Los buenos
libros de historia
Pedro Salmerón
Sanginés* /II
En mi anterior artículo
iniciamos la presentación de 30 libros de historia ejemplares
por la investigación en que se sustentan, su buena factura
y sus aportes a la comprensión del pasado y el presente de México,
con base en el libro coordinado por Evelia Trejo y Álvaro
Matute Escribir la historia en el siglo XX. Continuamos hoy con autores que
pretendían comprender el pasado para explicar
el presente y, por lo tanto, se abstenían de juzgar la historia con criterios
del presente (he ahí otros criterios para distinguir un
buen libro de un panfleto ideológico). Una generación
de profesionales que introdujeron nuevos temas y metodologías.
Empecemos con
Justino Fernández, quien en 1952 publicó
Coatlicue y en 1954 Arte moderno y contemporáneo
de México. Si Coatlicue es un manifiesto estético
que abre los ojos a la relatividad (historicidad) de la idea de belleza, en la
segunda obra muestra cómo se inauguró
en México la historia del arte a partir de la discusión
de ideas como estilo, personalidad y sentido, que hacen de la producción
artística un espejo de la idea que de sí
misma tiene una nación, una forma de entender la realidad y
de situarse frente a ella.

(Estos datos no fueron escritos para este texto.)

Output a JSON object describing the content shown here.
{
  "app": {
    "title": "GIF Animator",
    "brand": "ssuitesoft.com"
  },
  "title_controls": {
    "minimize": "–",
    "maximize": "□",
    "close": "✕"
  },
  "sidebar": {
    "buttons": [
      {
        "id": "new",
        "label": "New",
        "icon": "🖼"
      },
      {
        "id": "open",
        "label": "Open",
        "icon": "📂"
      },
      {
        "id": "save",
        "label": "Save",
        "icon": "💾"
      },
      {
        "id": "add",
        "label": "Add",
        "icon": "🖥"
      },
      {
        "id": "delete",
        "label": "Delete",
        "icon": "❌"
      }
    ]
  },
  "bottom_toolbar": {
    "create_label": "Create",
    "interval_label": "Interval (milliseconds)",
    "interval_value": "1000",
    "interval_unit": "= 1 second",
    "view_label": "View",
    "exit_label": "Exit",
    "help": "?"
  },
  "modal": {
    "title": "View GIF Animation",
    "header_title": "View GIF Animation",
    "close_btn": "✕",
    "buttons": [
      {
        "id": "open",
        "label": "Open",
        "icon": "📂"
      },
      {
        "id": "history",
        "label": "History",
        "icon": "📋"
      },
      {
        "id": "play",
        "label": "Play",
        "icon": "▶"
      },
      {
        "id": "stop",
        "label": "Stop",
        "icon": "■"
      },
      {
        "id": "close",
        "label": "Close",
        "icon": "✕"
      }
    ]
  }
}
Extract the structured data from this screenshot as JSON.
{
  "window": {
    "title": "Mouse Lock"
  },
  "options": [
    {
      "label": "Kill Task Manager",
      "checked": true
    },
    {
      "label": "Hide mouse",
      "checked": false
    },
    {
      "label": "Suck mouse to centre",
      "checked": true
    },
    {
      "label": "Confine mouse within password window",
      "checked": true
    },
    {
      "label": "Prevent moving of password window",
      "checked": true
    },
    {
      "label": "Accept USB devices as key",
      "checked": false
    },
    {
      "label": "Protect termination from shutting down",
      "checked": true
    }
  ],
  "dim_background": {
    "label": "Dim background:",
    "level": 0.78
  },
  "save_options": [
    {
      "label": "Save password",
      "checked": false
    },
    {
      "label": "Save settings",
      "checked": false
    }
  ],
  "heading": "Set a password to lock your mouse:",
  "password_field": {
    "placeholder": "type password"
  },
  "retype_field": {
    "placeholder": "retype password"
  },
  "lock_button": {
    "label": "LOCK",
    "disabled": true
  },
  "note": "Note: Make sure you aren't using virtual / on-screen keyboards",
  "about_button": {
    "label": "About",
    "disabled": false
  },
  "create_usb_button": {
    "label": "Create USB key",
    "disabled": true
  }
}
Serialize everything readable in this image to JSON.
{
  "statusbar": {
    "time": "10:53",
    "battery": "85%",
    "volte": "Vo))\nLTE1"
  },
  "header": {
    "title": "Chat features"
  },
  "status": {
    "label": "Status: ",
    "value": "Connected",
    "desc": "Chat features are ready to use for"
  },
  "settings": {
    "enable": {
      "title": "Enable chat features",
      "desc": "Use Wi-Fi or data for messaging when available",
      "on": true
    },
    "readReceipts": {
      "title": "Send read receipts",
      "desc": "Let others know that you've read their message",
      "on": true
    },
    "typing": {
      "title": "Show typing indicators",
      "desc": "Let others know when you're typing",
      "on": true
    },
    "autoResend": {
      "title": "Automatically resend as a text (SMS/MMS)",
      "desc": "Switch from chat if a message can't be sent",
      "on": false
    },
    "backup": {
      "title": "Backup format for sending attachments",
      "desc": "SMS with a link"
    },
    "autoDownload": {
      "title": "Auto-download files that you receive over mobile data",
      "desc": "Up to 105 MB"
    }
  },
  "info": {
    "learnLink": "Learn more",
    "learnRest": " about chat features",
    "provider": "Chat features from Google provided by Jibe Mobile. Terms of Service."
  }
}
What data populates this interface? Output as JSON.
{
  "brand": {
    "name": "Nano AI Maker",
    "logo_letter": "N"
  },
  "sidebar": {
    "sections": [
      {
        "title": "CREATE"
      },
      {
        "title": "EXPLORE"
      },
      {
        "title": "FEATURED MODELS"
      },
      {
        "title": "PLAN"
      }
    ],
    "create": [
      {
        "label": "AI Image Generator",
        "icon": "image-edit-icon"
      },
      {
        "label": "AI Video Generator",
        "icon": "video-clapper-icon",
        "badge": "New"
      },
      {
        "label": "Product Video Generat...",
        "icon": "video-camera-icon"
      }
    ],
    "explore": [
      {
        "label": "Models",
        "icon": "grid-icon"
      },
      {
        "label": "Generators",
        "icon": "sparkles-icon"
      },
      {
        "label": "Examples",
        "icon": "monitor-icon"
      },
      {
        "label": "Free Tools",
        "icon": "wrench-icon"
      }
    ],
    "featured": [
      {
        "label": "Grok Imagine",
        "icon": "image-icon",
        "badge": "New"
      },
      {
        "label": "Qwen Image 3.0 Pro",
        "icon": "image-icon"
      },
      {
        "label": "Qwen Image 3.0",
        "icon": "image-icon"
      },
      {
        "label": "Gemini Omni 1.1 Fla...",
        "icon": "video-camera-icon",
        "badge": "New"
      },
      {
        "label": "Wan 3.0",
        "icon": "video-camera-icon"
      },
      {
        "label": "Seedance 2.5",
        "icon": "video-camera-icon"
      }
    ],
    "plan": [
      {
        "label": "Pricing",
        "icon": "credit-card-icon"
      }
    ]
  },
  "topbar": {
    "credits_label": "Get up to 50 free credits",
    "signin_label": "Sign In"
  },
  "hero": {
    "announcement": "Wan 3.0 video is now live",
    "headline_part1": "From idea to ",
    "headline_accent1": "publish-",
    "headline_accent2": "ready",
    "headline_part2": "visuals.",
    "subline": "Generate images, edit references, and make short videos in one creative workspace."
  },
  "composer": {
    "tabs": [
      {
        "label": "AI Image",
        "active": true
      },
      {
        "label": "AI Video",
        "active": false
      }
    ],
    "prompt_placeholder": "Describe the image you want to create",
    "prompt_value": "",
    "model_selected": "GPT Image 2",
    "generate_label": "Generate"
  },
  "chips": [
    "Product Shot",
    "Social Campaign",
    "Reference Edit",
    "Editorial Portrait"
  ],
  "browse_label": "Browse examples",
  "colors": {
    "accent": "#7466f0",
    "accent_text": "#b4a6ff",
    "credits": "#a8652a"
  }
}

Otro fundador de escuela fue José
Miranda, que en Las ideas y las instituciones políticas
mexicanas, 1521-1820 (1952), relacionó las instituciones económicas
y políticas con las ideas europeas
trasplantadas a la Nueva España, mostrando cómo
el mundo de las ideas se desprende de la realidad cotidiana. Su trabajo fue
punto de partida para muchos historiadores y, aunque poco conocido fuera de la
academia, es fundamental para entender los tres siglos de la dominación
española.
De un impacto más
evidente fue la revolución que en los estudios del pasado indígena
significaron la Historia de la literatura náhuatl
(1953-1954), de Ángel María
Garibay, y La filosofía náhuatl
estudiada en sus fuentes (1956), de Miguel León-Portilla.
Hasta entonces sólo un puñado
de eruditos conocían la poesía
indígena y un puñado de arqueólogos
estudiaban nuestro pasado prehispánico. Estos libros pusieron al alcance
del gran público la poética,
la épica, la dramática náhuatl
y la interpretación de su significado. En buena medida
gracias a ellos, los estudios del pasado indígena
dejaron de ser una curiosidad para convertirse en una necesidad nacional. Entre
el puñado de arqueólogos
e historiadores contemporáneos del padre Garibay destaca Alfonso
Caso, de quien se seleccionó su obra póstuma,
Reyes y reinos de la mixteca (1977, completada y publicada por Ignacio Bernal),
libro resultante de décadas de trabajo con los códices
mixtecos y muchas otras fuentes, para presentar apenas un esbozo inicial, pero
abarcador y comprensivo, de la historia mixteca.
En los albores de la
profesionalización de los estudios históricos
y filosóficos, se impulsaron obras colectivas
de enorme aliento: en el primer terreno, el Grupo Hiperión
se propuso la titánica tarea de elucidar el ser del
mexicano; en el segundo, un equipo coordinado por Daniel Cosío
Villegas presentó la más
ambiciosa obra colectiva, totalizadora, sobre un periodo completo de nuestra
historia. El historiador del Grupo Hiperión Luis Villoro propuso en El proceso
ideológico de la revolución
de Independencia (1953, con otro título) caminos desacostumbrados para
entender a los actores sociales colectivos, en el momento en que algunos
hombres y mujeres decidían inventar este país.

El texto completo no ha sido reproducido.